Republicans now want to blame the recession for the economic hurt that is being felt by far too many Americans. And in a way, that is partially true. But the truth is that the recession (brought on by the Republican economic policies) just hastened a process that was already well under way before the recession hit in late 2007. A report by the Economic Policy Institute tells us that during the period between 2000 and 2007 (before the recession hit), the real median income of working-age households fell by $2,114. That's a drop of over $176 a month, and that is a drop in real dollars, not purchasing power.
But while the Republican policies were making the rich richer and lowering the wages of workers, perhaps the most insidious and tragic effect of these policies has been to swell the ranks of the poor.

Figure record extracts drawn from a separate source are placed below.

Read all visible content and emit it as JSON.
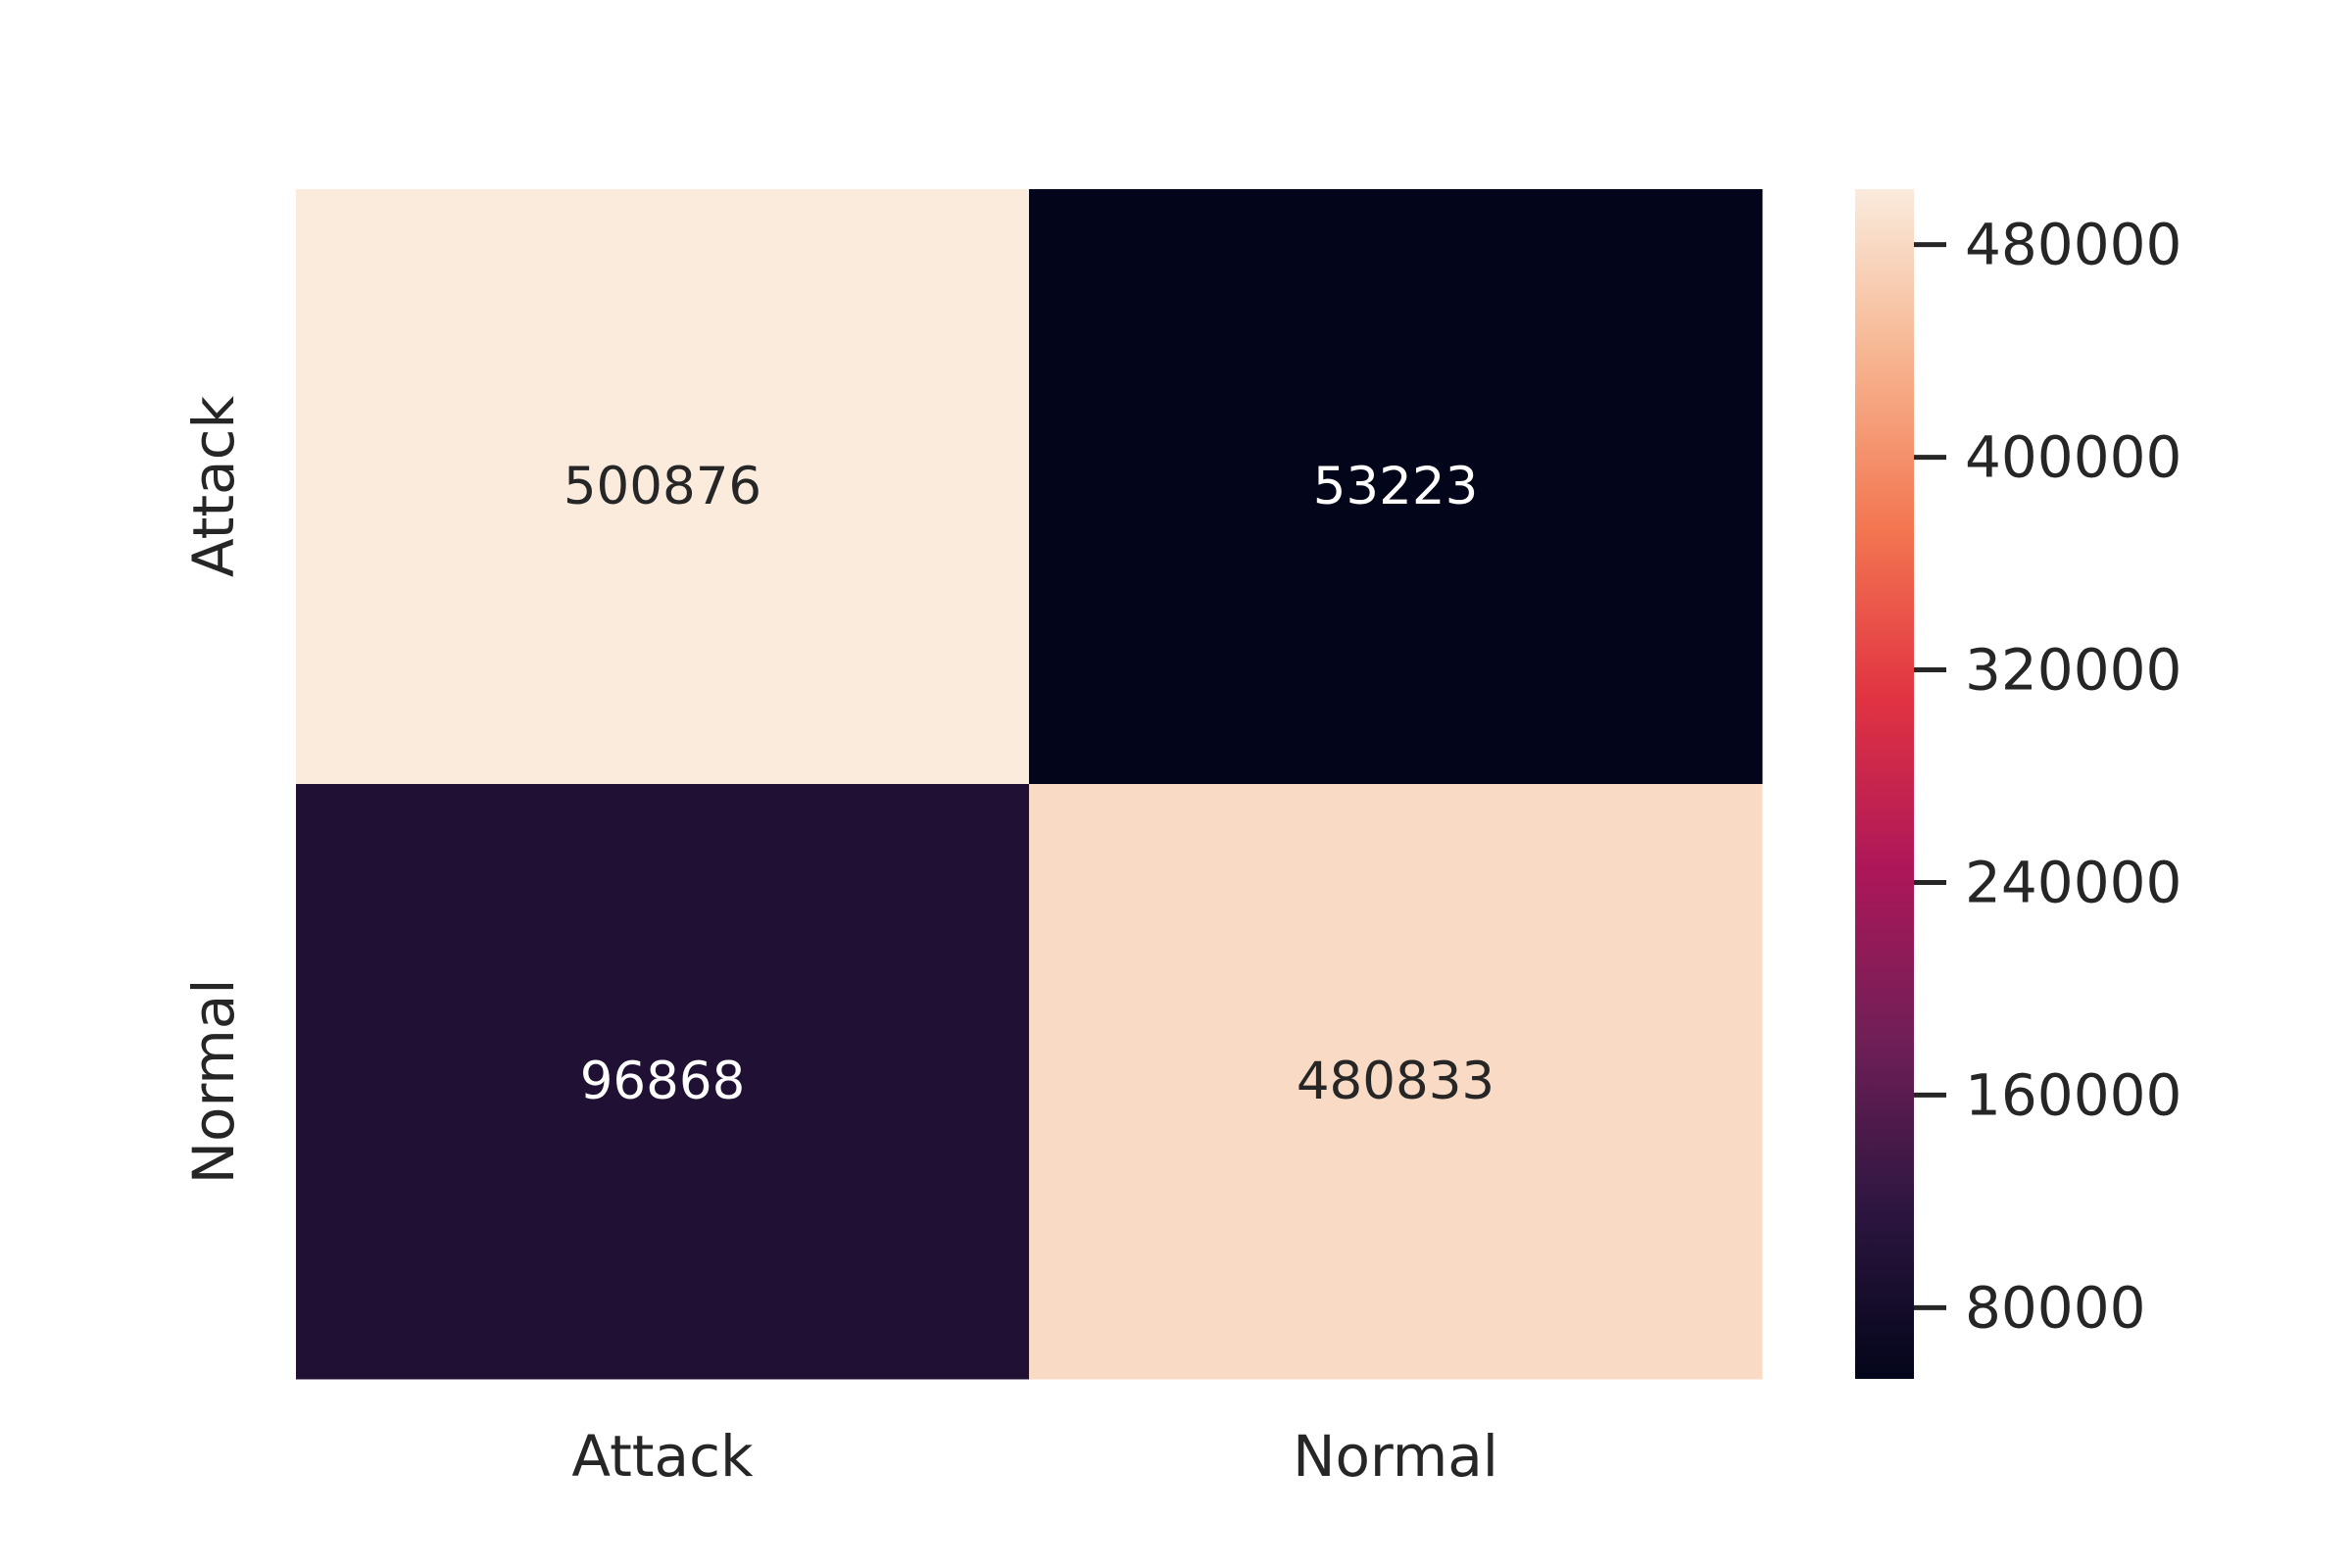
{
  "chart_data": {
    "type": "heatmap",
    "title": "",
    "xlabel": "",
    "ylabel": "",
    "x_categories": [
      "Attack",
      "Normal"
    ],
    "y_categories": [
      "Attack",
      "Normal"
    ],
    "values": [
      [
        500876,
        53223
      ],
      [
        96868,
        480833
      ]
    ],
    "colormap": "rocket",
    "colorbar": {
      "ticks": [
        80000,
        160000,
        240000,
        320000,
        400000,
        480000
      ],
      "tick_labels": [
        "80000",
        "160000",
        "240000",
        "320000",
        "400000",
        "480000"
      ],
      "range": [
        53223,
        500876
      ],
      "colors": [
        "#03051a",
        "#2d1640",
        "#701f57",
        "#ad1759",
        "#e13342",
        "#f37651",
        "#f6b48f",
        "#faebdd"
      ]
    },
    "annotations": [
      "500876",
      "53223",
      "96868",
      "480833"
    ],
    "annotation_colors": {
      "light": "#ffffff",
      "dark": "#262626"
    },
    "grid": false,
    "legend": "colorbar-right"
  }
}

We now have more than 46 million people who depend on the government food stamp program to put food on the table, and more than 15% of the total United States population now lives below the poverty line.
President Johnson's War on Poverty had been reducing the number and percentage of people living in poverty in America since the 1960's. Poverty hadn't been wiped out, but the country was starting to get a handle on it. Now, thanks to the Republican economic policies, all of those gains have been wiped out and we are now once again at record levels of poverty in America.
And most tragic of all is the number of children who are being forced into poverty. Thanks to Republicans blocking job creation, denying extensions of unemployment benefits, and slashing the funding of many social programs, the number of children being thrown into poverty is reaching disastrous proportions. In just one year more than a million children were added to poverty rolls -- from 14.7 million children in 2009 to 15.7 million children in 2010.
This means that currently more than 20% (or one in every five) of all American children now live in poverty. In some states, like Texas, that rate is 25% (one in every four) or 1.8 million children -- and Texas is a state the Republicans hail as being the beneficiary of a Republican economic "miracle". The fact is that in Texas and in the nation the Republican policies may be good for the corporations and the rich, but they have been an economic disaster for everyone else.
The Republicans have driven the American economy into a deep ditch. How much longer will we allow them to force our economy to stay in that ditch? Can we really afford to let them retain even a semblance of power?